The fencing scene was as brisk as the rest of the performance, and Hamlet was soon two hits to nil up. Gertrude drank the poisoned wine, despite Claudius’s warning, and sat to the right of the stage afterwards, where she eventually collapsed. The warlike volley was noticeable, but although the ambassador from England was mentioned, he didn’t appear on stage for the finale. Instead Fortinbras (Osric must have run away when people started dying – a wise move) strode on stage, and with only a few lines established his intentions. I was aware that his line ‘with sorrow I embrace my fortune’ echoed Claudius’s words at the start, about ‘mirth in funeral, and with dirge in marriage’. His ‘go, bid the soldiers shoot’ was not specific in this production; I assumed it was a salute to Hamlet, but it wasn’t fully clear.

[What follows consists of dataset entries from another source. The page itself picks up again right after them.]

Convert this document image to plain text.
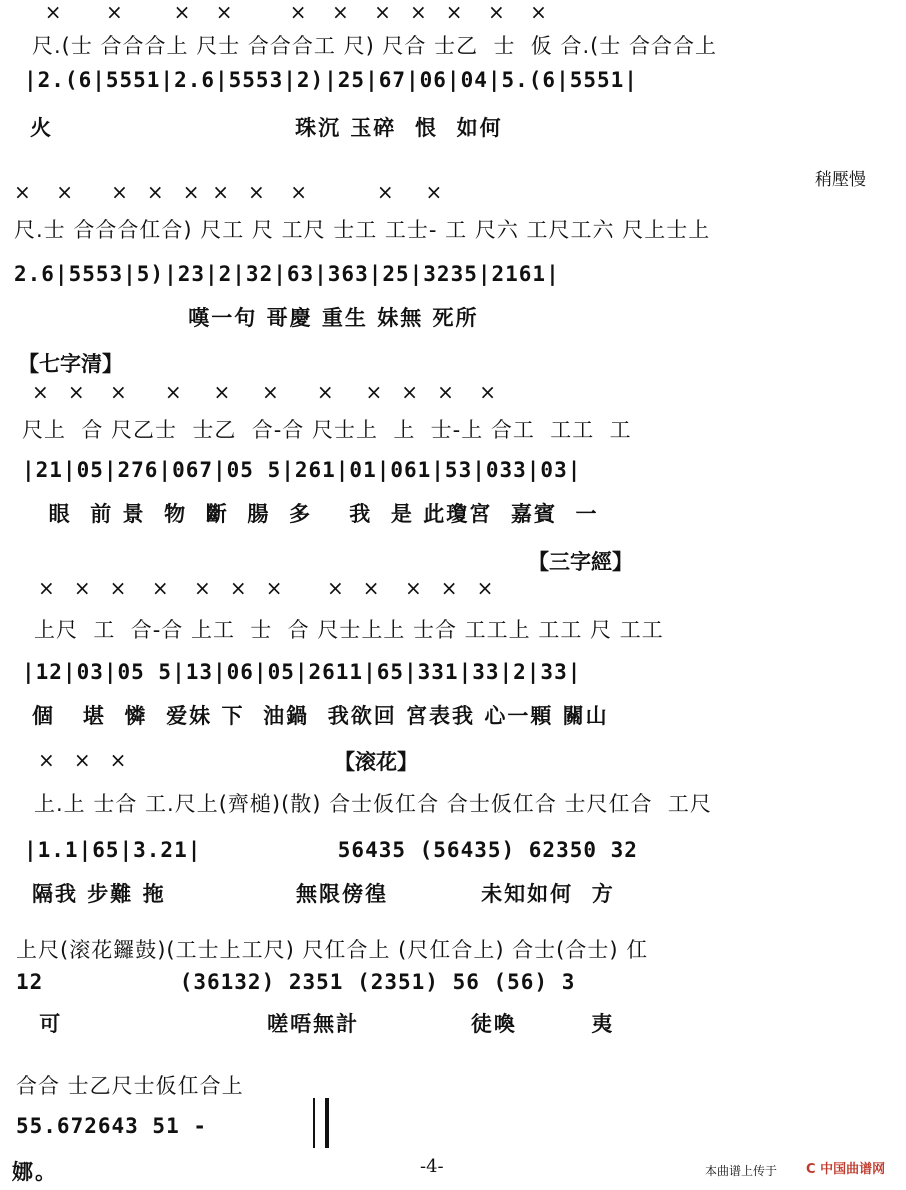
×       ×        ×    ×         ×    ×    ×   ×   ×    ×    ×
尺.(士 合合合上 尺士 合合合工 尺) 尺合 士乙  士  仮 合.(士 合合合上
|2.(6|5551|2.6|5553|2)|25|67|06|04|5.(6|5551|
火                          珠沉 玉碎  恨  如何
稍壓慢
×    ×      ×   ×   ×  ×   ×    ×           ×     ×
尺.士 合合合仜合) 尺工 尺 工尺 士工 工士- 工 尺六 工尺工六 尺上士上
2.6|5553|5)|23|2|32|63|363|25|3235|2161|
嘆一句 哥慶 重生 妹無 死所
【七字清】
×   ×    ×      ×     ×     ×      ×     ×   ×   ×    ×
尺上  合 尺乙士  士乙  合-合 尺士上  上  士-上 合工  工工  工
|21|05|276|067|05 5|261|01|061|53|033|03|
眼  前 景  物  斷  腸  多    我  是 此瓊宮  嘉賓  一
【三字經】
×   ×   ×    ×    ×   ×   ×       ×   ×    ×   ×   ×
上尺  工  合-合 上工  士  合 尺士上上 士合 工工上 工工 尺 工工
|12|03|05 5|13|06|05|2611|65|331|33|2|33|
個   堪  憐  爱妹 下  油鍋  我欲回 宮表我 心一顆 關山
【滚花】
×   ×   ×
上.上 士合 工.尺上(齊槌)(散) 合士仮仜合 合士仮仜合 士尺仜合  工尺
|1.1|65|3.21|          56435 (56435) 62350 32
隔我 步難 拖              無限傍徨          未知如何  方
上尺(滚花鑼鼓)(工士上工尺) 尺仜合上 (尺仜合上) 合士(合士) 仜
12          (36132) 2351 (2351) 56 (56) 3
可                      嗟唔無計            徒喚        夷
合合 士乙尺士仮仜合上
55.672643 51 -
娜。	-4-	本曲谱上传于 C 中国曲谱网
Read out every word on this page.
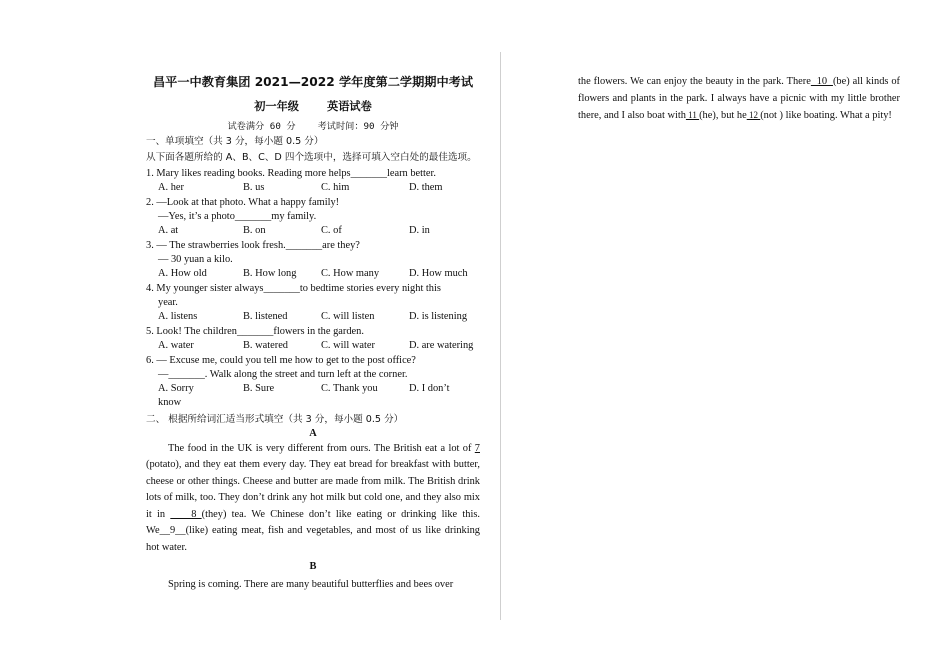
昌平一中教育集团 2021—2022 学年度第二学期期中考试
初一年级	英语试卷
试卷满分 60 分 考试时间：90 分钟
一、单项填空（共 3 分，每小题 0.5 分）
从下面各题所给的 A、B、C、D 四个选项中，选择可填入空白处的最佳选项。
1. Mary likes reading books. Reading more helps_______learn better.
A. her	B. us	C. him	D. them
2. —Look at that photo. What a happy family!
—Yes, it’s a photo_______my family.
A. at	B. on	C. of	D. in
3. — The strawberries look fresh._______are they?
— 30 yuan a kilo.
A. How old	B. How long	C. How many	D. How much
4. My younger sister always_______to bedtime stories every night this
year.
A. listens	B. listened	C. will listen	D. is listening
5. Look! The children_______flowers in the garden.
A. water	B. watered	C. will water	D. are watering
6. — Excuse me, could you tell me how to get to the post office?
—_______. Walk along the street and turn left at the corner.
A. Sorry	B. Sure	C. Thank you	D. I don’t
know
二、 根据所给词汇适当形式填空（共 3 分，每小题 0.5 分）
A
The food in the UK is very different from ours. The British eat a lot of 7 (potato), and they eat them every day. They eat bread for breakfast with butter, cheese or other things. Cheese and butter are made from milk. The British drink lots of milk, too. They don’t drink any hot milk but cold one, and they also mix it in     8 (they) tea. We Chinese don’t like eating or drinking like this. We__9__(like) eating meat, fish and vegetables, and most of us like drinking hot water.
B
Spring is coming. There are many beautiful butterflies and bees over
the flowers. We can enjoy the beauty in the park. There  10  (be) all kinds of flowers and plants in the park. I always have a picnic with my little brother there, and I also boat with 11 (he), but he 12 (not ) like boating. What a pity!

Fortinbras then stood at the front of the stage and started drumming one foot on the floor, creating a strong beat. Ophelia came on and began to ‘wake up’ the other dead bodies, starting with Laertes. Eventually the whole cast were on their feet, singing, dancing and playing their instruments to finish off with a happy number, slightly bizarre for a tragedy. We clapped along all the same, and applauded when they took their bows. The overall response from the audience was very positive; while I accept that a touring production has to limit itself, I did feel that such a quick tour through the play’s highlights left a lot to be desired. On the plus side, the story and lines were very well delivered, and I did get some fresh insights, which I like. On the down side, the level of humour meant that I felt less involved with the characters – this is a tragedy, after all. The performances were all very good given the choices made, and I hope they get equally responsive audiences on tour.
Finally, the brooms. During the Mousetrap, when Gonzago was lying on his bed the first time, two attendants were standing behind him, waving fans made of gold leaves stuck on the business ends of the brooms. Whether it was the movement or the draft, I don’t know, but Gonzago was irritated by them, and made an impatient gesture for them to stop, which caused a ripple of laughter.